Wow! That is all that matters. I sighed in ‘relief’!

My child and me will always have our differences, and there will always be this idea in my child wonderful mind that ‘her ideas and explorations are absolutely new to this world’. I look to encourage her in her explorations and dreams.

As a parent; her safety, her appropriate choices in daily life and being always there for her, when she looks around is what I strive for.

As a mom, I have my share of growing ups and understanding parenting dos and don’ts. One of them, I figured little late into my motherhood was:

Connect – Communicate – Conjoin

My girl has a lot of ‘vibrant energy’ and is either on the cloud or suddenly feeling distraught. Her self-ability to balance and transitions between two activities was very naïve, three years ago, when she was starting her KG… and I knew we had work to do! She had been at a nearby Montessori school and I felt we were nowhere yet.

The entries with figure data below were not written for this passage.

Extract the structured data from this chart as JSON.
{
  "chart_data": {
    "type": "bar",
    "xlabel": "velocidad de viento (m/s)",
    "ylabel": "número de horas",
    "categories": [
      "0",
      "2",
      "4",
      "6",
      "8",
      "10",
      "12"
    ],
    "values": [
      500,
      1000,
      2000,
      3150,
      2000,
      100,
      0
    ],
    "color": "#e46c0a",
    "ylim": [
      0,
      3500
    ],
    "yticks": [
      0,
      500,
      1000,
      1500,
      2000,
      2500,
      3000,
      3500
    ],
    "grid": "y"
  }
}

I have struggled through many questions and self doubts. She is completely unlike me.. and I knew it early on. I am very calm and slow moving, while she is full ball of energy , on high pitch squeals and unable to sit relaxed unless sleeping.

She has taught me a lot about just my own reflections of myself. About being ok when things break. Letting things be all messed up and still want to move forward. With constant reflection, I tried different strategies. And would feel like giving up. Yes I was frustrated and joined ABC Children’s center as a supportive staff member to just give myself some space. My girl had just started Kindergarten.

ABC has monthly trainings, and my work helped me in my parenting approach too.

My foremost training at ABC Children’s centers was: relationship building sequence with children: “Connect- Communicate-Care-Coordinate /Curriculum’.

The quote unquote was  “When children receive positive, nonviolent, and understanding interactions from adults and others, they develop good self-concepts, problem solving abilities, and self-discipline. Based on this belief,  we are as Pillars of ABC Children’s Center, and are going to constantly  use a positive approach to discipline and practice the following discipline and behavior management techniques.”

As I worked there, I understood what it meant. And it struck a note.

I modified it to my purpose. Connect – Communicate – Conjoin.

My relationship with my child immediately saw a difference. I was now able to be the ‘I love my Mom’ person for her. Rather than ‘Mom, you don’t understand’ person.

Every time, she went into a hysterical situation, my approach was “how do I connect without really communicating anything.”

Connect -Connect- Connect.

Connection was sometimes, just mirroring her words, sometimes, just sitting and nodding while inside I must be like, “she is hungry and that is making her go bonkers.”

Then slowly, when I sensed her acceptance to hear, I would either re-direct her to another activity or communicate to ‘just move to the next step’. Not a lot of communication, but just moving beyond that situation.

Communication- slow and short – with lots of looking into the eyes directly.

Conjoin- was the next step of ‘walking with her through the next step of actions.’

Getting her to put the upsetting moments behind her, with no guilt feeling, no remorse, and no thoughts actually…. Was important for me.

Based on the ABC teacher’s training, it is important to keep that happiness factor of the child high. I needed to do the same thing here.

Also, a huge emphasis was placed at ABC (@abcchildrens center ) about ‘walking a child through a challenging moment by re-directing and curiosity curriculum, with a slow steady effort to make the child forget the pattern of his/her inappropriate actions. Any talk about the actions, was always done in a general neutral tone. Consecutively, Praise and positive reinforcement are the addon effective actions to nail down the behavior management of children.

Today, after over 3 years of constantly working on it, I feel good of my mother-daughter relations. We are a team. She is very ‘unlike’ me and a mirror of her ‘Dad’.

But that makes us a perfect ‘TEAM’ now.